13 thoughts on “Top 100 Kindle Best Sellers”

  1. I barely consider these lists anymore because I don’t consider them any more valid than the NYT lists. As usual, the first five paid books are all Amazon imprints. There may be more, but those are all I checked.

    • So are you saying they aren’t using the same algorithm with their books as they are with everyone else’s? This isn’t an accurate list of what Amazon sells the most of using the same radioactivity algorithm they use to determine popularity in a given hour throughout the rest of the site?

      • Every month, Amazon offers a free book from a list of their imprints’ books. There are usually one or two from each main genre.

        They appear to count the downloads of those free books as “sales,” thus giving those books very high rankings.

        • They do and they are.

          Remember, discounted book sales still count as sales (even $0.99 books and bundles) and the Prime perk books are free to subscribers who choose to download them (not everybody does) but they are *not* free to Amazon Prime.

          Apub is paid for those books and so are the authors. The amount paid out is proportional to the number of copies of each of the books downloaded. More, Prime subscribers get to buy at a discount (with their own money) other titles in the monthly offering or *print* versions of the same books.

          Obviously, APub authors in those monthly promos don’t discuss numbers but the payout for the first xxxx number of copies is substantial. I’ve not heard of any author feeling cheated.

          Amazon has a policy that each separate unit is responsible for their own profit and loss statement. Units that fail to deliver consistent, positive numbers go the way of Diapers.com. That applies to Prime (which runs modestly in the black) as well as the APub imprints.

          While this promo puts non-APub authors at a disadvantage, it mostly works to counterbalance the ongoing boycott of all APub titles at other bookstores led by B&N and endorsed by the ABA in 2012.

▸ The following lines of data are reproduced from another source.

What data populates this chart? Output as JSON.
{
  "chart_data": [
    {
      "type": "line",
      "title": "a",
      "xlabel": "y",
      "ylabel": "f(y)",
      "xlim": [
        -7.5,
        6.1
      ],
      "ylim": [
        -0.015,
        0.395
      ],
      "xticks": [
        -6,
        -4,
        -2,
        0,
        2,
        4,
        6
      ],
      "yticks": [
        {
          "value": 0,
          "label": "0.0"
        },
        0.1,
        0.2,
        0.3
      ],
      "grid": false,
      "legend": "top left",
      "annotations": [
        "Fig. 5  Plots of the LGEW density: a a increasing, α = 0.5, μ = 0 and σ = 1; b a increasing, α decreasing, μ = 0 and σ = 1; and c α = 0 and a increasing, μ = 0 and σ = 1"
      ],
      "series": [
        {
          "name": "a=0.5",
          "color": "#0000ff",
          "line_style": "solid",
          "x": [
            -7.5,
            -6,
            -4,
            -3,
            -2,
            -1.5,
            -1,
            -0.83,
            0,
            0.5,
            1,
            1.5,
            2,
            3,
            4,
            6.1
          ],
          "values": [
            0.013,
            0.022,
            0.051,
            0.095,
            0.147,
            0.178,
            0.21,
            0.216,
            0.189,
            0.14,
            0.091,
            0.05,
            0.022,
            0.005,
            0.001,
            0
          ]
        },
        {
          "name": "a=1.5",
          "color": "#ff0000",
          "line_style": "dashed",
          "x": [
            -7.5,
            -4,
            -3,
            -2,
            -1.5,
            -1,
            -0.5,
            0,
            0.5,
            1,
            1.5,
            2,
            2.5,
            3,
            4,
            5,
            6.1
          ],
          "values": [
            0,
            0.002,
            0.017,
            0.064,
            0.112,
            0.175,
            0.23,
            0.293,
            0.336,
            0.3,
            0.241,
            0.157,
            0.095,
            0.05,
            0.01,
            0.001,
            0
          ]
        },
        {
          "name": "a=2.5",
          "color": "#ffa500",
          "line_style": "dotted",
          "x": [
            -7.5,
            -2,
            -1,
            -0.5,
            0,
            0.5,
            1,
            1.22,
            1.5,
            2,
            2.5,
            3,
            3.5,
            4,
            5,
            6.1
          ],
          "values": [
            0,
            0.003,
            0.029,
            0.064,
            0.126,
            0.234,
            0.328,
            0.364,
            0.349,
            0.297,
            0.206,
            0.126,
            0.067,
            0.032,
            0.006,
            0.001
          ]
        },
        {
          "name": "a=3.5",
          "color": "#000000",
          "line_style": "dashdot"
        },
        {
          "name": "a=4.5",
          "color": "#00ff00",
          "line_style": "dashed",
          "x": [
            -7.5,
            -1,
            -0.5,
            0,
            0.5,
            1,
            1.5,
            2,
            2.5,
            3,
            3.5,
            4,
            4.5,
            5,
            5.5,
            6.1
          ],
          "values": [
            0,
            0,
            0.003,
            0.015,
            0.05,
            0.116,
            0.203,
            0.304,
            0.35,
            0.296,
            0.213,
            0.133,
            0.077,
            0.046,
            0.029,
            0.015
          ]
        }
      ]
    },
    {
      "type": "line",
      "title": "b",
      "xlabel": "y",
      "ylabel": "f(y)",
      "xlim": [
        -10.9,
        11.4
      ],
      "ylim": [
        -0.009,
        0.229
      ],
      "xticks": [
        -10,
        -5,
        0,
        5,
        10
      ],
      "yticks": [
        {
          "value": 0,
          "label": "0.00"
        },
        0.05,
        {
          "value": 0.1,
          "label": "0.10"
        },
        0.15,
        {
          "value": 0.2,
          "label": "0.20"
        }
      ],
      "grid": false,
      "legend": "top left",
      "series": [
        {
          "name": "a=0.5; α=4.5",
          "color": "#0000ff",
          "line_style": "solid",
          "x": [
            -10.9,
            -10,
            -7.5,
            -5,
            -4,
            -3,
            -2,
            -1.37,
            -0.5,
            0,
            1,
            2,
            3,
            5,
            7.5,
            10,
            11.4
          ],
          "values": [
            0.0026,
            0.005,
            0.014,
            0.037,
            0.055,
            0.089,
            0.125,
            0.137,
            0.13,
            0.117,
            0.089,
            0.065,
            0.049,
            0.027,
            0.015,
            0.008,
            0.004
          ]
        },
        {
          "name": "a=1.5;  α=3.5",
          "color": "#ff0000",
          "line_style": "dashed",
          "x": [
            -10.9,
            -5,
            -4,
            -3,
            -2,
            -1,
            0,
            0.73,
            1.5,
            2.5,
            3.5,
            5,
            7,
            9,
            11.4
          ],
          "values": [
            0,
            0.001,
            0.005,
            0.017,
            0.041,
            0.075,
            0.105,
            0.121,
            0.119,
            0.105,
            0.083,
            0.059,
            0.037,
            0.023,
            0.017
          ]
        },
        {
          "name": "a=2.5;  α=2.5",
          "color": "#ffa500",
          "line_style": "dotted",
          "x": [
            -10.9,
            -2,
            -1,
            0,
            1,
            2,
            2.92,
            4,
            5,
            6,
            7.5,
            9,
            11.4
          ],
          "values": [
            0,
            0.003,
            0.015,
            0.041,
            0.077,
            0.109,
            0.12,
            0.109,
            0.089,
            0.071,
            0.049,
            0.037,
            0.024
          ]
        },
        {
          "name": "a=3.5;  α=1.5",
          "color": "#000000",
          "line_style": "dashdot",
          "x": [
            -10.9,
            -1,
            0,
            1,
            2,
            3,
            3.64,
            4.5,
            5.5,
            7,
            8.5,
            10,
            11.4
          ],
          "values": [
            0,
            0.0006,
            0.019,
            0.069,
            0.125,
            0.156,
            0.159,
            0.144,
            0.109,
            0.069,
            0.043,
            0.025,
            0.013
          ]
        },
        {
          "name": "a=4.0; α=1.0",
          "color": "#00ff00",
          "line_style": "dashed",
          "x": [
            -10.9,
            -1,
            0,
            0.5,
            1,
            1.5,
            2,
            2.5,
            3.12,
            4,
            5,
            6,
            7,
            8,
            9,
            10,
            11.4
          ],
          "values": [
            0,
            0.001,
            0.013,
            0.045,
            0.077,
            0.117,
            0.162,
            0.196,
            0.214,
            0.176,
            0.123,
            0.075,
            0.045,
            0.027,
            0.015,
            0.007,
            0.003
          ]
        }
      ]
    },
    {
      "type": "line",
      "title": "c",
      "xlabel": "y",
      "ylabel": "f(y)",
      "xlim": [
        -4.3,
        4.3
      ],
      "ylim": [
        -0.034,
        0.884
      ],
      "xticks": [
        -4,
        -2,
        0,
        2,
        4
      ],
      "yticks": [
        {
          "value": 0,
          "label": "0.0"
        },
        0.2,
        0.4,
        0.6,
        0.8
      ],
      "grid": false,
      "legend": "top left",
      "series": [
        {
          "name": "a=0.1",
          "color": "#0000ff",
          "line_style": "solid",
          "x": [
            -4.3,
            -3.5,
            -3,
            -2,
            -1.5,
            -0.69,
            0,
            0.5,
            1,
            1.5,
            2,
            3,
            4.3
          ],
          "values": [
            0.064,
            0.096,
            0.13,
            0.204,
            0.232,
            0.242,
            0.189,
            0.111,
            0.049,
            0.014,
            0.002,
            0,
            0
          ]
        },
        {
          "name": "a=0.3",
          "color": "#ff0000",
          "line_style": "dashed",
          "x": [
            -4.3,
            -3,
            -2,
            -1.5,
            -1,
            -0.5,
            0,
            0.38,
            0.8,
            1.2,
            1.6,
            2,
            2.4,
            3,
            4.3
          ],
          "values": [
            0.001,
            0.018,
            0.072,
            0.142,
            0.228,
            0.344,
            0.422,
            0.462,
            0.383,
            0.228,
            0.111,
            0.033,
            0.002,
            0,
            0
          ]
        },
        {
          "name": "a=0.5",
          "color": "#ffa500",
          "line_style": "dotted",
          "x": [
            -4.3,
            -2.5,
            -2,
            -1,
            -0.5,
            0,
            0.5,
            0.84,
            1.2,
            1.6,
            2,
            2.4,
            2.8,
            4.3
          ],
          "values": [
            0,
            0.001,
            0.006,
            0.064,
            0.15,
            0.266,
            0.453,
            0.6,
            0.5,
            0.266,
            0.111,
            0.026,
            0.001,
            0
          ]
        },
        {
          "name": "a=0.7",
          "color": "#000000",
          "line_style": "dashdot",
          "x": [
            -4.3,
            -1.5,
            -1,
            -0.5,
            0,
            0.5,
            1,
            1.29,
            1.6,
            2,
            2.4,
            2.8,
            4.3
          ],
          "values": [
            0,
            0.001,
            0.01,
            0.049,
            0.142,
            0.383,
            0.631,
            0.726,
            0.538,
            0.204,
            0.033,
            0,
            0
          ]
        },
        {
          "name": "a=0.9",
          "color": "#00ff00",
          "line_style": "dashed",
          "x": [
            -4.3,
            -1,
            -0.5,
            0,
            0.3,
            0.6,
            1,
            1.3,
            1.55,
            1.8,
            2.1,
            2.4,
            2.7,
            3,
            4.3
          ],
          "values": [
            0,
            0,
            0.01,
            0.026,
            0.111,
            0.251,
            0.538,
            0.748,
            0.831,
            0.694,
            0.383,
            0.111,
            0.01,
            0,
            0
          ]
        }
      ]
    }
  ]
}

          Note that, contrary to B&N’s claims, Amazon books are available to all comers via Ingram. Both print and digital. If you ask, B&N will “special order” at full lst price and weeks later any APub title you choose.

          Meanwhile, the Kindle First read program was launched almost two years after the boycott, in november 2013.

          The boycott is almost certainly one of the main reasons why the AmazonBooks b&m stores exist.

          It’s not fun being on the outside looking in, but realistically, what was Amazon to do, let B&N bully them out of the business? That’s not the Bezos way, is it? Besides, they owe a certain responsibility to the authors they signed. As things stand, the marketing money and effort that APub would be spending on a wide campaign (absent the boycott) is being spent on Amazon.com and AmazonBooks.

          Things might change if B&N folds and the boycott goes with it but I doubt it. ABA looks the other way when other publishers sell direct and when it comes to B&N’s Sterling Publishing arm but since Amazon is eeevile…

  2. The top 6 on the paid chart will be released in a couple of weeks?

    Is Jeff Bezos pulling my beard?

    • Just proof that even his system can be gamed …

      Though they have ‘fixed’ a few things. I have one very poorly selling ebook (one or two a month) and before I could see a single sale jump it from 1.2 million to 30-40 thousand in the ranks, now the ‘jump’ of a new sale is much smaller and fades much faster.

    • No.
      Its a Prime Perk, being able to buy (up to six preselected) books a month early.


      Works the same as pre-orders: the ranking gets updated when the book is bought, not when it’s released.

      It’s no different than subscribers receiving a half hour advance notice of lightning deals or getting a discount on video games.

      (See my comment above for how and why.)

  3. You may know this already, but don’t assume that Amazon shows you the same page it shows to others. It can be very personalized.

    If you sign up for a second Amazon account and sign on there, you’ll see different suggestions in books, etc., than you see on your principal account.

    This is not some evil Amazon scheming. The folks in Seattle know what many other vendors know – pay attention to what someone purchases and use that information to present that person with more of the types of things in which she/he is interested in order to increase sales.

    I don’t think this will affect the Amazon sales ranks of particular books, but it will affect which bestseller lists from which Amazon picks books and other products to show you.

    As far as Amazon Publishing is concerned, my impression is that they do a very good job picking and promoting books many Amazon readers will like. Generally speaking, the APub authors with whom I have spoken are happy with their experience.

    APub has far more detailed and sophisticated information about sales activity and related trends plus the demographics and alsoboughts driving them than any traditional publisher will ever have. Bookscan is in the dark ages by comparison.

    • APub also goes where the Manhattan Mafia won’t: outside the US for non-english international best sellers. Through AmazonCrossing, they are the number one publisher of translated books in the US and it isn’t even close.

      In fact, several of the titles featured in First reads this year are translations.

    • Then Amazon must think I have a thing for shirtless men on covers.

      Seems to me this is really sexist. SOMETHING MUST BE DONE
      My recommendation is an equal proportion of covers with topless women.